搬去那个信耶稣的阿姨家的那间瓦房居住家不久以后,家里养的那只母猫就产了一窝小猫崽,有五六个之多,全身纯一色的黄毛。在未产猫崽之前,那只母猫肚子圆鼓鼓的,显得颇为可爱,从窗户的栏杆穿过的时候,肚子被卡在栏杆上的憨态颇为有趣。
初二下半学期的生物课里有关于孟德尔对基因遗传所进行研究的的豌豆实验的内容。正好那年春天我第一次品尝到豌豆的滋味,在那以前我是没有吃过豌豆的,豌豆较之青豆仁,里面的淀粉比青豆仁要来的多,但是以油炒之,豌豆的滋味则是没有青豆仁来的鲜美的。
竖笛在居住到那个信耶稣的阿姨家的那间瓦房以后派上了用场,母亲为了显示自己信耶稣的心比那个信耶稣的房东阿姨更好,就几乎每逢傍晚就唱赞美诗,母亲在旁边唱赞美诗,我就对照着母亲所唱的赞美诗的乐谱用竖笛吹出音乐来,为母亲所唱的赞美诗增添音乐。那个信耶稣的房东阿姨显然是听到的,但是对于我的母亲一个人唱赞美诗而不参加她们的聚会,那个信耶稣的房东阿姨显然是心有不满的。
在那个信耶稣的阿姨家的那间瓦房里住了一个多月,母亲就在距离那个信耶稣的阿姨家不远的地方又租了一户人家的两间瓦房,新租下来的那户人家的两间瓦房所处的村子属于乐余村,靠近乐余镇的西街,离我所就读的乐余镇崇实初级中学也很近。

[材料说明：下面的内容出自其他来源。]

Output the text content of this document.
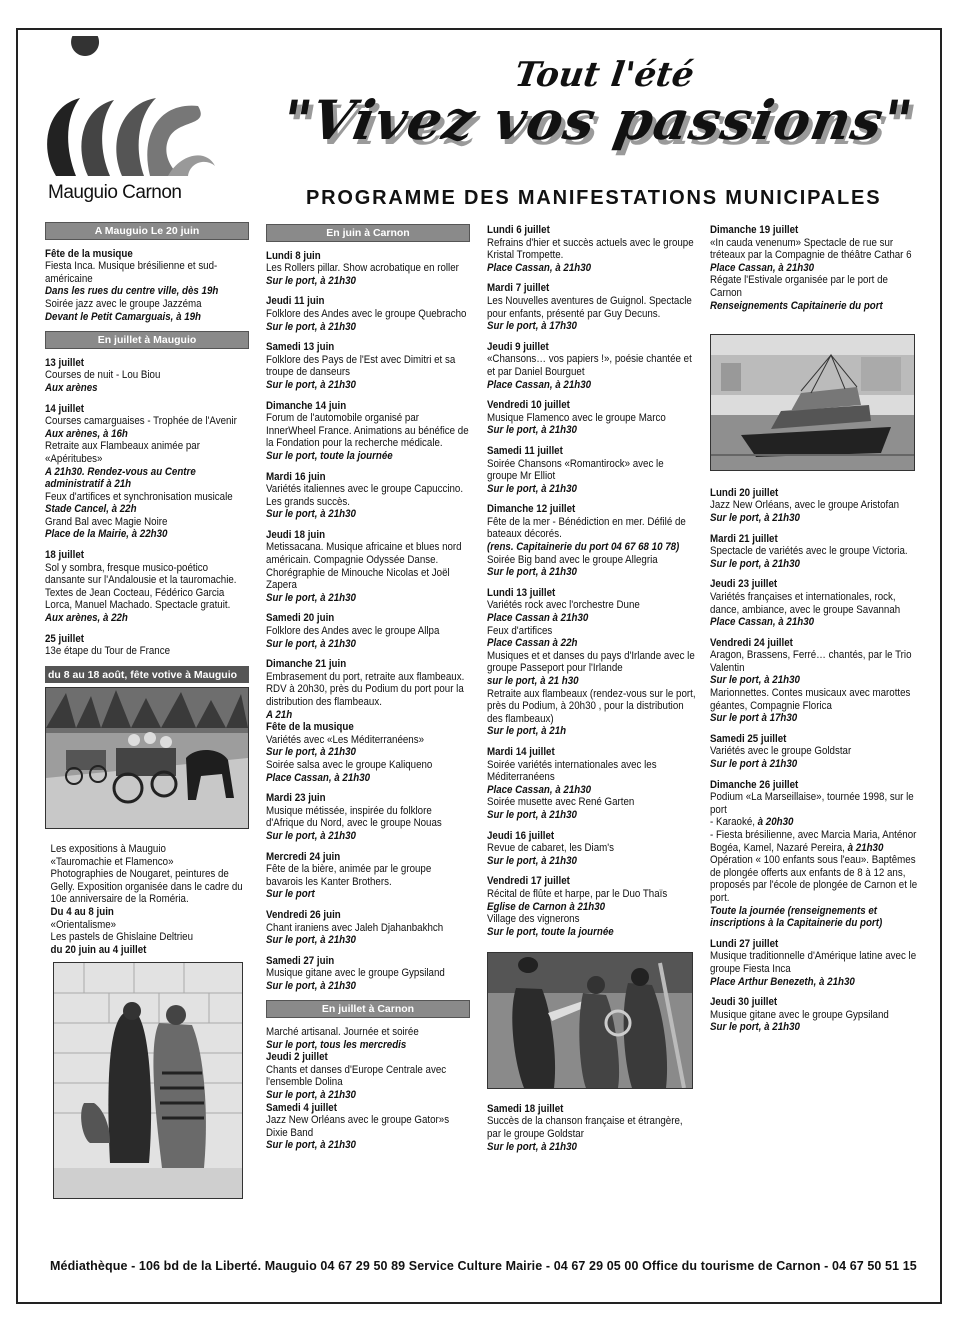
Mauguio Carnon
Tout l'été
"Vivez vos passions"
PROGRAMME DES MANIFESTATIONS MUNICIPALES
A Mauguio Le 20 juin
Fête de la musique
Fiesta Inca. Musique brésilienne et sud-américaine
Dans les rues du centre ville, dès 19h
Soirée jazz avec le groupe Jazzéma
Devant le Petit Camarguais, à 19h
En juillet à Mauguio
13 juillet
Courses de nuit - Lou Biou
Aux arènes
14 juillet
Courses camarguaises - Trophée de l'Avenir
Aux arènes, à 16h
Retraite aux Flambeaux animée par «Apéritubes»
A 21h30. Rendez-vous au Centre administratif à 21h
Feux d'artifices et synchronisation musicale
Stade Cancel, à 22h
Grand Bal avec Magie Noire
Place de la Mairie, à 22h30
18 juillet
Sol y sombra, fresque musico-poético dansante sur l'Andalousie et la tauromachie. Textes de Jean Cocteau, Fédérico Garcia Lorca, Manuel Machado. Spectacle gratuit.
Aux arènes, à 22h
25 juillet
13e étape du Tour de France
du 8 au 18 août, fête votive à Mauguio
Les expositions à Mauguio
«Tauromachie et Flamenco»
Photographies de Nougaret, peintures de Gelly. Exposition organisée dans le cadre du 10e anniversaire de la Roméria.
Du 4 au 8 juin
«Orientalisme»
Les pastels de Ghislaine Deltrieu
du 20 juin au 4 juillet
En juin à Carnon
Lundi 8 juin
Les Rollers pillar. Show acrobatique en roller
Sur le port, à 21h30
Jeudi 11 juin
Folklore des Andes avec le groupe Quebracho
Sur le port, à 21h30
Samedi 13 juin
Folklore des Pays de l'Est avec Dimitri et sa troupe de danseurs
Sur le port, à 21h30
Dimanche 14 juin
Forum de l'automobile organisé par InnerWheel France. Animations au bénéfice de la Fondation pour la recherche médicale.
Sur le port, toute la journée
Mardi 16 juin
Variétés italiennes avec le groupe Capuccino. Les grands succès.
Sur le port, à 21h30
Jeudi 18 juin
Metissacana. Musique africaine et blues nord américain. Compagnie Odyssée Danse. Chorégraphie de Minouche Nicolas et Joël Zapera
Sur le port, à 21h30
Samedi 20 juin
Folklore des Andes avec le groupe Allpa
Sur le port, à 21h30
Dimanche 21 juin
Embrasement du port, retraite aux flambeaux. RDV à 20h30, près du Podium du port pour la distribution des flambeaux.
A 21h
Fête de la musique
Variétés avec «Les Méditerranéens»
Sur le port, à 21h30
Soirée salsa avec le groupe Kaliqueno
Place Cassan, à 21h30
Mardi 23 juin
Musique métissée, inspirée du folklore d'Afrique du Nord, avec le groupe Nouas
Sur le port, à 21h30
Mercredi 24 juin
Fête de la bière, animée par le groupe bavarois les Kanter Brothers.
Sur le port
Vendredi 26 juin
Chant iraniens avec Jaleh Djahanbakhch
Sur le port, à 21h30
Samedi 27 juin
Musique gitane avec le groupe Gypsiland
Sur le port, à 21h30
En juillet à Carnon
Marché artisanal. Journée et soirée
Sur le port, tous les mercredis
Jeudi 2 juillet
Chants et danses d'Europe Centrale avec l'ensemble Dolina
Sur le port, à 21h30
Samedi 4 juillet
Jazz New Orléans avec le groupe Gator»s Dixie Band
Sur le port, à 21h30
Lundi 6 juillet
Refrains d'hier et succès actuels avec le groupe Kristal Trompette.
Place Cassan, à 21h30
Mardi 7 juillet
Les Nouvelles aventures de Guignol. Spectacle pour enfants, présenté par Guy Decuns.
Sur le port, à 17h30
Jeudi 9 juillet
«Chansons… vos papiers !», poésie chantée et et par Daniel Bourguet
Place Cassan, à 21h30
Vendredi 10 juillet
Musique Flamenco avec le groupe Marco
Sur le port, à 21h30
Samedi 11 juillet
Soirée Chansons «Romantirock» avec le groupe Mr Elliot
Sur le port, à 21h30
Dimanche 12 juillet
Fête de la mer - Bénédiction en mer. Défilé de bateaux décorés.
(rens. Capitainerie du port 04 67 68 10 78)
Soirée Big band avec le groupe Allegria
Sur le port, à 21h30
Lundi 13 juillet
Variétés rock avec l'orchestre Dune
Place Cassan à 21h30
Feux d'artifices
Place Cassan à 22h
Musiques et et danses du pays d'Irlande avec le groupe Passeport pour l'Irlande
sur le port, à 21 h30
Retraite aux flambeaux (rendez-vous sur le port, près du Podium, à 20h30 , pour la distribution des flambeaux)
Sur le port, à 21h
Mardi 14 juillet
Soirée variétés internationales avec les Méditerranéens
Place Cassan, à 21h30
Soirée musette avec René Garten
Sur le port, à 21h30
Jeudi 16 juillet
Revue de cabaret, les Diam's
Sur le port, à 21h30
Vendredi 17 juillet
Récital de flûte et harpe, par le Duo Thaïs
Eglise de Carnon à 21h30
Village des vignerons
Sur le port, toute la journée
Samedi 18 juillet
Succès de la chanson française et étrangère, par le groupe Goldstar
Sur le port, à 21h30
Dimanche 19 juillet
«In cauda venenum» Spectacle de rue sur tréteaux par la Compagnie de théâtre Cathar 6
Place Cassan, à 21h30
Régate l'Estivale organisée par le port de Carnon
Renseignements Capitainerie du port
Lundi 20 juillet
Jazz New Orléans, avec le groupe Aristofan
Sur le port, à 21h30
Mardi 21 juillet
Spectacle de variétés avec le groupe Victoria.
Sur le port, à 21h30
Jeudi 23 juillet
Variétés françaises et internationales, rock, dance, ambiance, avec le groupe Savannah
Place Cassan, à 21h30
Vendredi 24 juillet
Aragon, Brassens, Ferré… chantés, par le Trio Valentin
Sur le port, à 21h30
Marionnettes. Contes musicaux avec marottes géantes, Compagnie Florica
Sur le port à 17h30
Samedi 25 juillet
Variétés avec le groupe Goldstar
Sur le port à 21h30
Dimanche 26 juillet
Podium «La Marseillaise», tournée 1998, sur le port
- Karaoké, à 20h30
- Fiesta brésilienne, avec Marcia Maria, Anténor Bogéa, Kamel, Nazaré Pereira, à 21h30
Opération « 100 enfants sous l'eau». Baptêmes de plongée offerts aux enfants de 8 à 12 ans, proposés par l'école de plongée de Carnon et le port.
Toute la journée (renseignements et inscriptions à la Capitainerie du port)
Lundi 27 juillet
Musique traditionnelle d'Amérique latine avec le groupe Fiesta Inca
Place Arthur Benezeth, à 21h30
Jeudi 30 juillet
Musique gitane avec le groupe Gypsiland
Sur le port, à 21h30
Médiathèque - 106 bd de la Liberté. Mauguio 04 67 29 50 89 Service Culture Mairie - 04 67 29 05 00 Office du tourisme de Carnon - 04 67 50 51 15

以后又过了两个星期不到的时间,我们一家就不再居住在那个信耶稣的阿姨家的那间瓦房里了,母亲将行李零零碎碎的在一个星期左右的时间里就全部搬到在乐余村新租的那两间瓦房里了。在乐余村新租的那两间瓦房坐北朝南,门前场地的东南边有一家楼房,楼房内所租住的,也是滨海人,是两口子,为一对年轻的夫妻。新租处的场地是水泥铺设的,场地的西边南北排列,有几棵高大的杉树,场地东南,即那对小夫妻租住的楼房北边,为一片菜园,菜园里有两三棵枇杷树,枇杷树的叶子,呈长条状椭圆形,枇杷果为一串串金黄色如同葡萄样子的果子,枇杷果子吃起来甜滋滋的,果肉如同芒果的果肉,但芒果是不酸的,枇杷果的口味却甜与酸并存。
场地南的南边,通向一条自西向东走向的水泥小路,水泥小路的南边沿滨临一条同为东西流向的小河。
水泥小路的东头不远处,就是与乐余镇西城大路相接连的路口,到达路口,朝南走去,待到乐余镇南河西桥北头之时,再往东转去,行之不久,乐余镇崇实初级中学就到了。
初二下半学期,如此就过去了一半,余下的一半,也在春天的脚步下匆匆走过了。
自居住到乐余村,直到初三下半学期临近中考之时,我的上学放学,多数时间由母亲以电瓶自行车接送的,电瓶自行车在我进到初三读书的时候出故障了,我就只好自己骑着自行车上下学了。毕竟,乐余崇实初级中学离开居住之地并不远。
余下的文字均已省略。